Repetition - The Wheels on the Bus
For children, who all have a problem storing memories, things with repetition are amazingly entertaining. Short versus that change just one word or aspect are delightful. The children can remember the tune and the order for the words, and then just change certain words for each verse. For example, The people go up and down (again and again and again), the driver goes sh sh sh, the wheels go round and round.
Hand motions - If You are Happy and You Know It
Children at this age are constantly moving and they should be. They are growing so quickly and any additional motion is good! Hand motions are great because they require the kids to do something challenging at this age. They have to think about the words, music, and motions all at the same time. They have to multitask and integrate different tasks. And just think, these kids who are often struggling just to put on foot in front of another or jump with two feet!

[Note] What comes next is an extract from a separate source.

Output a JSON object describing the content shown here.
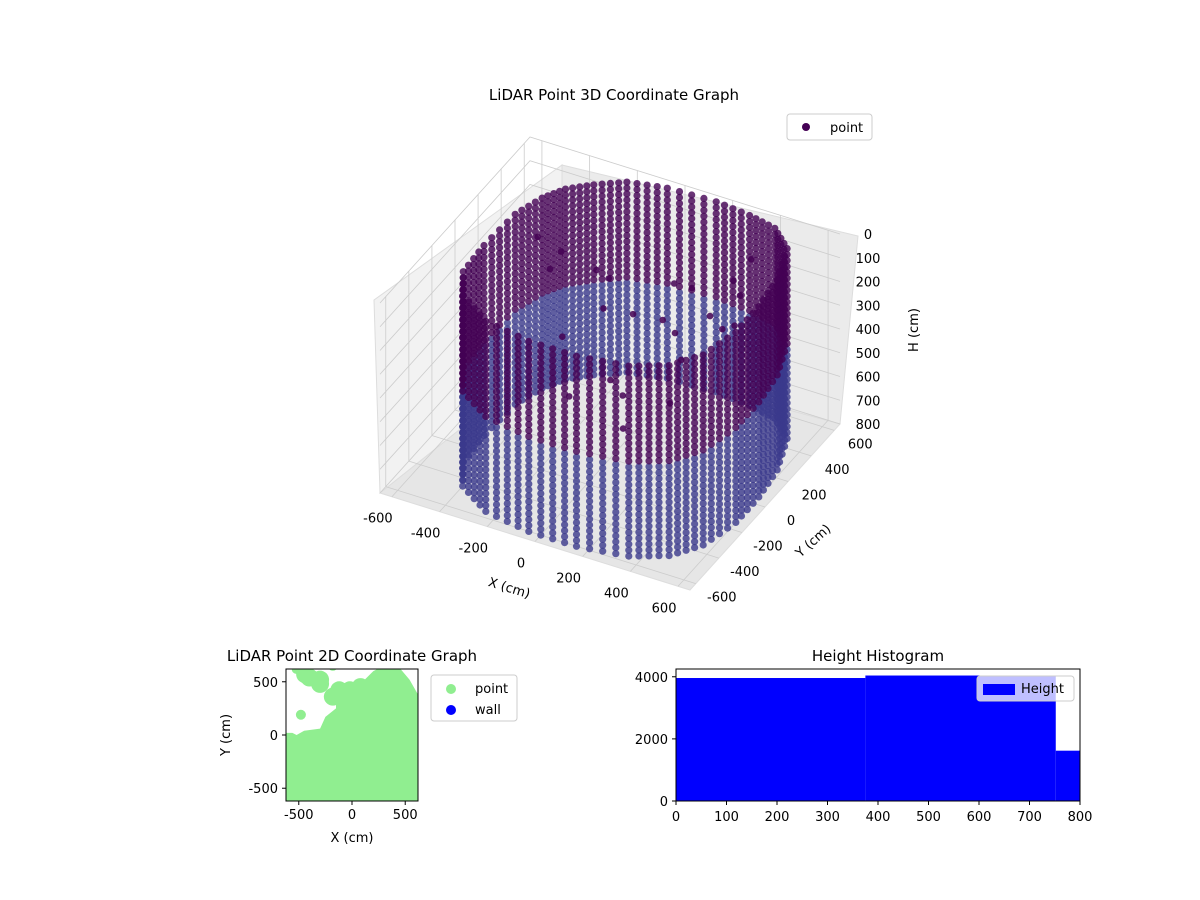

Simple story - The Itsy Bitsy Spider
For a toddler, attention span is not one of their best features. That makes it easy to redirect them when they are in headed towards trouble (thankfully), and it makes it hard for them to follow more complicated story lines. Next time you are listening to grown up music, listen to the lyrics. Half the time the lyrics make no sense to us as adults. We have a wonderful vocabulary, but generally we don't have a clue what the lyrics mean. Simple lyrics, where there is just one verse, or where the verses are very similar helps the children to follow a story and it makes sense to them.
A child singing it. It can be any song but the Wee Sing people and Kids Bop are making a killing.
I have NO CLUE why it makes a difference to have things sung by a child, but it seems to make a difference. I know that is a cop out, but I don't have the answers to everything.
Having kid music for the little ones really does help them. It engages their brains in wonderful ways and helps with their language development as well as their memory. Setting things like math (or even the days of the week) to music can help kids process that information better. Think of the number of kids who learned their basic body parts through the "Head, Shoulder, Knees & Toes" song. Some people are visual learners, other auditory, other tactile. Some people process things much better if it is sung.
Okay you say, but the rest of us in the family can go a little crazy listening to it all day!
First, I remind my older children that their sister has been in the car for X no. of minutes just so they can go to school, piano, soccer, gymnastic, play-dates whatever. If she doesn't get to sit at home and play right now, then they need to deal with the tunes. They need to 'offer up their suffering' out of love for their sister.
Secondly, I play as much of it when they are OUT of the car as I can. For instance in the morning, they choose on the way to school, little Anna "chooses" on the way home.
Third, I remind them that her music is better than hearing her scream.
Fourth, I try to cycle through the toddler CD's every few weeks so that I don't go crazy.
Lastly, when I can't take it any more, we each take turns choosing a song, or we just have some quiet time in the car because really, they don't need to hear the music ALL day. Sometimes their little brains need break too!
Thanks for stopping by and thinking with me!